その意味ではロレンゾが暗殺の決意に至る過程を描かないでいるのも演出上の秘訣かもしれない。
読書
「コンビニ人間」村田沙耶香 作
(文春文庫)
生まれつき自然な人間の感情を欠いている彼女は、コンビニ店員となることによってのみ、人間社会の仲間入りができるのだった。人格障害者の日常を描いた恐ろしい小説。
素人なので軽々しくは言えないが、ある種の人格障害・情性欠如型の人間が、ふつうの人間と思われるためにコンビニに身も心も捧げてしまう恐ろしい人生。彼女の情動・情緒はすべて周りの人間の口調やクセの模倣であり、本心は乾いた合理的なものでしかない。
彼女は自分の性格に悩むでもなく、これが自然だとばかりに部屋に男を飼ったりする。通俗小説の部類であればサイコパスの主人公が粛々と犯罪を犯す過程を描くところだが、全く違うこんなかたちで感情が欠落した人間の生きて行く様子を書けるとは、身も凍るような文学世界だ。
ほんとうの人格障害ではないにしても、子供の頃から「みんながなんで笑っているかよくわからない」「放っておけば一人でずっと絵を描いている」「人の言葉の背後には気持ちというものがあることを大人になってから知る」などという傾向のある自分のような者には他人事でない。冷や汗が出る思いで読んだ。
読書
「小川洋子の陶酔短篇箱」小川洋子 編著
(河出書房新社)
新旧日本文学の中から珠玉の短編を選び、小川洋子が独自のエッセイをプラス。魅力マシマシのアンソロジー。
選ばれた短編のおもしろさはもとより、添えられたエッセイが単なる解説ではなく、作品の気になる部分を継いでさらに押し広げた小品となっていて、夢心地が覚めない感覚である。

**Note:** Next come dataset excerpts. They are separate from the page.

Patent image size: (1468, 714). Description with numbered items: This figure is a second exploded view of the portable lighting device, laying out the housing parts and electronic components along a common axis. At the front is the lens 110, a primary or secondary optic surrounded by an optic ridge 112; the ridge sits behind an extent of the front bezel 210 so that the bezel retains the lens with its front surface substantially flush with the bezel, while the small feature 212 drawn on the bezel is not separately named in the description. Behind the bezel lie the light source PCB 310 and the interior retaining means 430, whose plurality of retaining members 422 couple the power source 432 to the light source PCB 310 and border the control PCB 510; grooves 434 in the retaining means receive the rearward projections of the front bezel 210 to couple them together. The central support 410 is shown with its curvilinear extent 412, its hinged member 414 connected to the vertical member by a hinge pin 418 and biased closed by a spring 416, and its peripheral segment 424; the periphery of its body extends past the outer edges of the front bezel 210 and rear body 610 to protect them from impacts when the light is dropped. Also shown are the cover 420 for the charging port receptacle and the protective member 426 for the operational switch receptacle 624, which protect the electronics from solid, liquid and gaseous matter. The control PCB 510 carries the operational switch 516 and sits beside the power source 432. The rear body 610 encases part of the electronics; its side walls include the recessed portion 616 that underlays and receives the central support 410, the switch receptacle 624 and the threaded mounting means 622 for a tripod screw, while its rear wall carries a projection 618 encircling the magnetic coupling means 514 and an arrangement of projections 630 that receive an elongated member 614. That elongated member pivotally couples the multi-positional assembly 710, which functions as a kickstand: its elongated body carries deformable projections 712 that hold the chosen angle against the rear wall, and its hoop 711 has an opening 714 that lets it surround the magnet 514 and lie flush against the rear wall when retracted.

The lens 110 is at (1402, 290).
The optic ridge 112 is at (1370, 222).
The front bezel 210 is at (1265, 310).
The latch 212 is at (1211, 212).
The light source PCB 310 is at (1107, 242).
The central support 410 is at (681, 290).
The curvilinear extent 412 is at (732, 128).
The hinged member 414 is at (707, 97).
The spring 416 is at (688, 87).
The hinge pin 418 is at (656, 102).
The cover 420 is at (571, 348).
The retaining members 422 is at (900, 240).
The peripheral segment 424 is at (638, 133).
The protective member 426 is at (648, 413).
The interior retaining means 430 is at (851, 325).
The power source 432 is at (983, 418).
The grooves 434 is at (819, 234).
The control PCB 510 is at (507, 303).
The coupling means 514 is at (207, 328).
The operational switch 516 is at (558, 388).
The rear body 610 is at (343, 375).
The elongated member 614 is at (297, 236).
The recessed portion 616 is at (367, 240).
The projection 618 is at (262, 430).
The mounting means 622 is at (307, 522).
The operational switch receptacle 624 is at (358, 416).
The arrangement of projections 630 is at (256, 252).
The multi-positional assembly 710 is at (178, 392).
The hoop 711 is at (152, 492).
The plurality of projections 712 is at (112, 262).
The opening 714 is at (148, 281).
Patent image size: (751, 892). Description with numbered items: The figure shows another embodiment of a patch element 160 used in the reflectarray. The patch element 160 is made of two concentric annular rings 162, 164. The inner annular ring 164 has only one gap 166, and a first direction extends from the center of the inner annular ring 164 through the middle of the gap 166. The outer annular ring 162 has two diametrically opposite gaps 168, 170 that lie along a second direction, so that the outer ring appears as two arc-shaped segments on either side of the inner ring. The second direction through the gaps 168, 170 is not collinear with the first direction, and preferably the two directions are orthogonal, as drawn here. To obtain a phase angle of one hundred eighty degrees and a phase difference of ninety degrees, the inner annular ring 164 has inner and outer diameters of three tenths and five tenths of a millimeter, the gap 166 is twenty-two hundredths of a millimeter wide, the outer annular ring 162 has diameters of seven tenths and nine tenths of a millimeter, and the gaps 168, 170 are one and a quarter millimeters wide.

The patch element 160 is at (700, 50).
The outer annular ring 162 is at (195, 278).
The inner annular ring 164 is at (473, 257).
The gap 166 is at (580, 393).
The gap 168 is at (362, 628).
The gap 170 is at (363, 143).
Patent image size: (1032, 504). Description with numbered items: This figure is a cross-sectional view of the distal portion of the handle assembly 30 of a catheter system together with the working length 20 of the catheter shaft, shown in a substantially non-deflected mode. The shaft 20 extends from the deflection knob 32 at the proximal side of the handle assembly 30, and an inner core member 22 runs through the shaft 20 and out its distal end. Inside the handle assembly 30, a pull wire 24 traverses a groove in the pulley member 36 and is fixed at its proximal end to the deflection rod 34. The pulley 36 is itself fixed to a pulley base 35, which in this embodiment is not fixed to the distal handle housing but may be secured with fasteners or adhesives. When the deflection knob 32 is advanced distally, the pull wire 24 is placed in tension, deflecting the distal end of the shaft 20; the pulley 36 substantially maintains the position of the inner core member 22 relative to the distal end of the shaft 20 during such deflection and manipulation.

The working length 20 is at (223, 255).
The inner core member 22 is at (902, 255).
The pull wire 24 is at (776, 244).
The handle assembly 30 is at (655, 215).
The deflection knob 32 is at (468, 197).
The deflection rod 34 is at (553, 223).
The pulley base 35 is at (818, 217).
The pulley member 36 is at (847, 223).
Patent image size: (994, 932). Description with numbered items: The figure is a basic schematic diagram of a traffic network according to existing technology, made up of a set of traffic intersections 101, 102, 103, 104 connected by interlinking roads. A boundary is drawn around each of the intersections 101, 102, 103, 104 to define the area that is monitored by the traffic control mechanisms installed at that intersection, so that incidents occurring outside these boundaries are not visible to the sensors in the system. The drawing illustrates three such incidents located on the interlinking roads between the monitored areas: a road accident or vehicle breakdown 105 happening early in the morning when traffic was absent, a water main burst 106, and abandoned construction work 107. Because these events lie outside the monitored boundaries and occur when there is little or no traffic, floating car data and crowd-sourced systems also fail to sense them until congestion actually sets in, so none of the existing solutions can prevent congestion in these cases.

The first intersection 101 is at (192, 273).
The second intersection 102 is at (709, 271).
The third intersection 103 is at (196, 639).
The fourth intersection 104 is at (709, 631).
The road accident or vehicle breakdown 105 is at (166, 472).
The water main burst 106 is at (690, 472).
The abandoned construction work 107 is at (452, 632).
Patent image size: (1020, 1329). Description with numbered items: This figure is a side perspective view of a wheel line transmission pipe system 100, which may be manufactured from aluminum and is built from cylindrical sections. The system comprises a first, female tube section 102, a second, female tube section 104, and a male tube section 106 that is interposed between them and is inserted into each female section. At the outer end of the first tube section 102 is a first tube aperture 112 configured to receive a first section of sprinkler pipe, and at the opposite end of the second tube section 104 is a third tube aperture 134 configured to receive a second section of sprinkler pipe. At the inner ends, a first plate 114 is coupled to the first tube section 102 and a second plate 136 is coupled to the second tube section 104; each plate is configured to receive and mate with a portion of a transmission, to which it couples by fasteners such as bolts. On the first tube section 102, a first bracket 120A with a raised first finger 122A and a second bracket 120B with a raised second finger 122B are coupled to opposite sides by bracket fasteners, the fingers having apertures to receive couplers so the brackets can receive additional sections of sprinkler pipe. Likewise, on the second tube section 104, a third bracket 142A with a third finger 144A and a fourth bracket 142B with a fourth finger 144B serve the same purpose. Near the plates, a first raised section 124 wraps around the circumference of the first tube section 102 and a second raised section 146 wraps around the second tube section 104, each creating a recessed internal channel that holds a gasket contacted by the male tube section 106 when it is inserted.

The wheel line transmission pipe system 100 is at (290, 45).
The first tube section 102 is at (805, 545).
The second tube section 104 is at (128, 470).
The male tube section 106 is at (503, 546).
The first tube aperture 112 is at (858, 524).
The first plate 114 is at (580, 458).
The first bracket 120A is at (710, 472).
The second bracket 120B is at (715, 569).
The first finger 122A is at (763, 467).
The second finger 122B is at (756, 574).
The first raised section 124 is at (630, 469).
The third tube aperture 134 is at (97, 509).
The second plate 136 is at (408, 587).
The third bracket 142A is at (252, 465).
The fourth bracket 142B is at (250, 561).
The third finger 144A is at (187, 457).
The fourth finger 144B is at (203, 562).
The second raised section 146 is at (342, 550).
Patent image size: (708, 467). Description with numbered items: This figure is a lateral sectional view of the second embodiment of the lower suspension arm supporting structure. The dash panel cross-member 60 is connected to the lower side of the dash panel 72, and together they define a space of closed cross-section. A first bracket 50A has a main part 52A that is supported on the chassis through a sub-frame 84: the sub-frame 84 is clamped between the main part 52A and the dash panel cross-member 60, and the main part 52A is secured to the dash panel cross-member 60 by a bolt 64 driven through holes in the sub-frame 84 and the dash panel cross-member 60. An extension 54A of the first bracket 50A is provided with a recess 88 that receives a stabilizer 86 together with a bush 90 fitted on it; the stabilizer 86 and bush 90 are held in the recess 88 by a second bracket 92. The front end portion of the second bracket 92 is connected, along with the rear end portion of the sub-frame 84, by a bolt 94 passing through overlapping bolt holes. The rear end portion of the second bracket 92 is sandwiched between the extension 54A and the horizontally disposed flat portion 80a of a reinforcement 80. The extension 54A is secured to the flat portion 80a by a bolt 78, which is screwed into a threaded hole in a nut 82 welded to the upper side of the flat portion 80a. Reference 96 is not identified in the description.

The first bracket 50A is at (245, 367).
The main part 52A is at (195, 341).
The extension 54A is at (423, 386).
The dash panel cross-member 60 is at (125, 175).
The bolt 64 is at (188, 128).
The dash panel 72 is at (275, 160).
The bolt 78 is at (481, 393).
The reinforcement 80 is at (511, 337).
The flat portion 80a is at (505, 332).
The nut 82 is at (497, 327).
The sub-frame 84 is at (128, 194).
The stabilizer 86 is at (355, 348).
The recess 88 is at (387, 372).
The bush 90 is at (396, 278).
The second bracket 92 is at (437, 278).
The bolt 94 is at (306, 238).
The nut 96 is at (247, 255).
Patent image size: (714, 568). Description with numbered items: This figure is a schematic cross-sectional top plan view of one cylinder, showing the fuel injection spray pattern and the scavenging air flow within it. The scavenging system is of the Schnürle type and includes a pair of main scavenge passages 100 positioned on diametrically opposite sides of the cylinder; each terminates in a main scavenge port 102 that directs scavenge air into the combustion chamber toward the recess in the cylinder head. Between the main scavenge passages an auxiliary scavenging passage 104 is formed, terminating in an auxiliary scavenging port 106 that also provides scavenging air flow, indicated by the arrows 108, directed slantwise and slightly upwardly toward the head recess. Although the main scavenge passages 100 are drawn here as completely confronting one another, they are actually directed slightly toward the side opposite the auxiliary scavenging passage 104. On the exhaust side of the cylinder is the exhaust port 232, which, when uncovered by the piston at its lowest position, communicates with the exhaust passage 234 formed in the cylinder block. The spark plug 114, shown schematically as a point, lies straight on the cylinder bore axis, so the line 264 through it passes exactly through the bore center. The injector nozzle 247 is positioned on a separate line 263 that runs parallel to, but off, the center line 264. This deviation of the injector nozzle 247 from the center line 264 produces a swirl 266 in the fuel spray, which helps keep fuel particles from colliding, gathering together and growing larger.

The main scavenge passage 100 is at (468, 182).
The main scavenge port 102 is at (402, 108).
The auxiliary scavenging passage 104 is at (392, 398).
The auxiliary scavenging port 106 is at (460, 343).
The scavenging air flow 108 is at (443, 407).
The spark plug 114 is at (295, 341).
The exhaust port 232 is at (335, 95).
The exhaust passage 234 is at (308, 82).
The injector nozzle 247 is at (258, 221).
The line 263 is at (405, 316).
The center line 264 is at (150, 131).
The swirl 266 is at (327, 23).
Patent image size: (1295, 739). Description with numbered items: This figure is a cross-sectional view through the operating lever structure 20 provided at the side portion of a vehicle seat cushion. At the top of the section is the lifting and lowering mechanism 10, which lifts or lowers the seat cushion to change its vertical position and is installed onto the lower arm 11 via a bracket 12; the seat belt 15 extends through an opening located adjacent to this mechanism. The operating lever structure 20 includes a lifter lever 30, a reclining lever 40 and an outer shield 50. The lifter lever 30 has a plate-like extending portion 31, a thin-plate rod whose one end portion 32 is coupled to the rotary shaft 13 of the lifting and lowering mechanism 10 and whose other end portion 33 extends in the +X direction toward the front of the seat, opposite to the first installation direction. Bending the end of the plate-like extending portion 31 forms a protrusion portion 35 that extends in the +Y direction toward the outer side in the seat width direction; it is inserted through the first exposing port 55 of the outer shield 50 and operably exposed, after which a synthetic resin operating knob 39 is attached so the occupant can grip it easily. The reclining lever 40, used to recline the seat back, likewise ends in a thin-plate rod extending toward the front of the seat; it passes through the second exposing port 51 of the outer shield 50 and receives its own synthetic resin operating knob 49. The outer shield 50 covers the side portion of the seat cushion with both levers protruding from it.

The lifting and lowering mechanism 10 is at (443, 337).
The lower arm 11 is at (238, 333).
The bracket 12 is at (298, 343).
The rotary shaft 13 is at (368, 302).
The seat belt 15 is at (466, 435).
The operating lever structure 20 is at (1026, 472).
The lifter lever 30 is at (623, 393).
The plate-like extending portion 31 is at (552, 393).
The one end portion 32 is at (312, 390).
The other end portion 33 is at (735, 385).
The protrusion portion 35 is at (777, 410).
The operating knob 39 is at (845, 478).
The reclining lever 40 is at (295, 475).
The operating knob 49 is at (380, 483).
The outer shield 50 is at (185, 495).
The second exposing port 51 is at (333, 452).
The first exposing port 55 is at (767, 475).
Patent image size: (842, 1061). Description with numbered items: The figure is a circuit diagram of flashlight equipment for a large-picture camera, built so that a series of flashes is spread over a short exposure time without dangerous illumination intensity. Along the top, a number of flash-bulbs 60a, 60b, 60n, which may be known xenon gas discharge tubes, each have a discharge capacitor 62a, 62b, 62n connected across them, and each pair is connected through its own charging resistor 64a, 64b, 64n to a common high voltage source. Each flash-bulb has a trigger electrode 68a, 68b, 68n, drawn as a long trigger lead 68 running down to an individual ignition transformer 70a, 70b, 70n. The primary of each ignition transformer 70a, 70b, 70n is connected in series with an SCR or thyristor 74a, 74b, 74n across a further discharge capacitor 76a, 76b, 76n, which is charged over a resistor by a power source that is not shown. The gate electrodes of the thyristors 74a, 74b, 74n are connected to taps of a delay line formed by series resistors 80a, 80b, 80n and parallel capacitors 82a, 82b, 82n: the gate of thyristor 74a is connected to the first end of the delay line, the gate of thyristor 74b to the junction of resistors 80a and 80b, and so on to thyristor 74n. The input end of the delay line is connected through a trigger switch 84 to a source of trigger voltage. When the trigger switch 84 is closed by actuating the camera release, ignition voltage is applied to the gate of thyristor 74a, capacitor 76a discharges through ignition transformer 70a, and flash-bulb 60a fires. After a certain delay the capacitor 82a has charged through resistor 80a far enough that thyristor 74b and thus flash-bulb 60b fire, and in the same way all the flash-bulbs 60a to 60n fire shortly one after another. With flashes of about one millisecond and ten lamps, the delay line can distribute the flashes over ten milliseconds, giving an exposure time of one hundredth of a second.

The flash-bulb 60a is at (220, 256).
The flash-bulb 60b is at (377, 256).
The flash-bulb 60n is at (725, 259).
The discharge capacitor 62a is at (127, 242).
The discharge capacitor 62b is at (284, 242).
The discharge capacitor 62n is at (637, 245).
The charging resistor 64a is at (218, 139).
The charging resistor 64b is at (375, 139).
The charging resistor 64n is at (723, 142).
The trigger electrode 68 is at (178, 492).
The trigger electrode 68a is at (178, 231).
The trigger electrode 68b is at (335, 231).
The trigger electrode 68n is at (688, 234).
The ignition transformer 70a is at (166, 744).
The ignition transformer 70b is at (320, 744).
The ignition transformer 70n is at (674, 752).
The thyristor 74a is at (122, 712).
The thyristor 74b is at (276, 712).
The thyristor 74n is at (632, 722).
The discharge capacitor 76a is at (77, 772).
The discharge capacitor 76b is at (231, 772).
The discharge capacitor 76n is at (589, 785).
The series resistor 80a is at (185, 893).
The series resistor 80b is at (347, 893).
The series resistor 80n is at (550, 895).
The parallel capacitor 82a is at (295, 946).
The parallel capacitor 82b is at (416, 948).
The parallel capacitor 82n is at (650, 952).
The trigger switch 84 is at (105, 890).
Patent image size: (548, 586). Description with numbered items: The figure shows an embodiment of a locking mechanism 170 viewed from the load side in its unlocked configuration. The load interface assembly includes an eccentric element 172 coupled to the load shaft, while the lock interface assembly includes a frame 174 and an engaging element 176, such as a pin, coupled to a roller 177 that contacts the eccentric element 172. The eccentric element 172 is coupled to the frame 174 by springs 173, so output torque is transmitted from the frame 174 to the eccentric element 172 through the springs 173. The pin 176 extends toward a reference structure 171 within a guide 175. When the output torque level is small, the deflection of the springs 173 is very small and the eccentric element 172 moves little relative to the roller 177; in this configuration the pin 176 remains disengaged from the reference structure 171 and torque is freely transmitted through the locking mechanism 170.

「愛撫」梶井基次郎:猫を眺めて浮かんだ妄想を、実に綺麗につないで仕上げた硬質の短編。この仕上がりの格好よさはやはり著者ならではのもの。
「牧神の春」中井英夫:微生物の名前を呪文のように唱えているうちに半身が山羊となってしまった話。動物園でニンフと出会う。この作家がこんなに詩的で夢幻的だったとは。
「逢びき」木山捷平:戦後の物資不足の中、畑を作って懸命にやりくりする奥さん。くらべて復員したダンナの方はなんとものんきで、このダンナの逆らわない性格がほのぼのして良い。のんびりする。
「雨の中で最初に濡れる」魚住陽子:母娘共に、不思議なセールスレディの勧めるものを言われるがままに買ってしまうが、よかったよかったと言って喜んでいる。なにか浮遊感のある奇妙な現実が進行する。
「流山寺」小池真理子:死んだはずの夫が幽霊となって帰ってきた。嬉しい。妻はなんとかそしらぬふりをして、そのまま二人の生活を続けようとするが…。儚き熱愛が痛々しく迫る。
読書
「黄色い部屋の謎」ガストン・ルルー 作
(創元推理文庫)
完全なる密室に響き渡る悲鳴と銃声。ようやくドアをこじ開けた室内には襲われた女性以外には誰もいなかった!犯人はどこへ?密室トリックの古典的名作。
ふだん推理小説を読む習慣はないが、「オペラ座の怪人」の作者ガストン・ルルーの傑作という案内にひかれて読んでみた。訳者は現代読者にとっての読みやすさと古典の味わいの両立を心がけたそうだが、たしかに古風で魅力的な書きっぷりだった。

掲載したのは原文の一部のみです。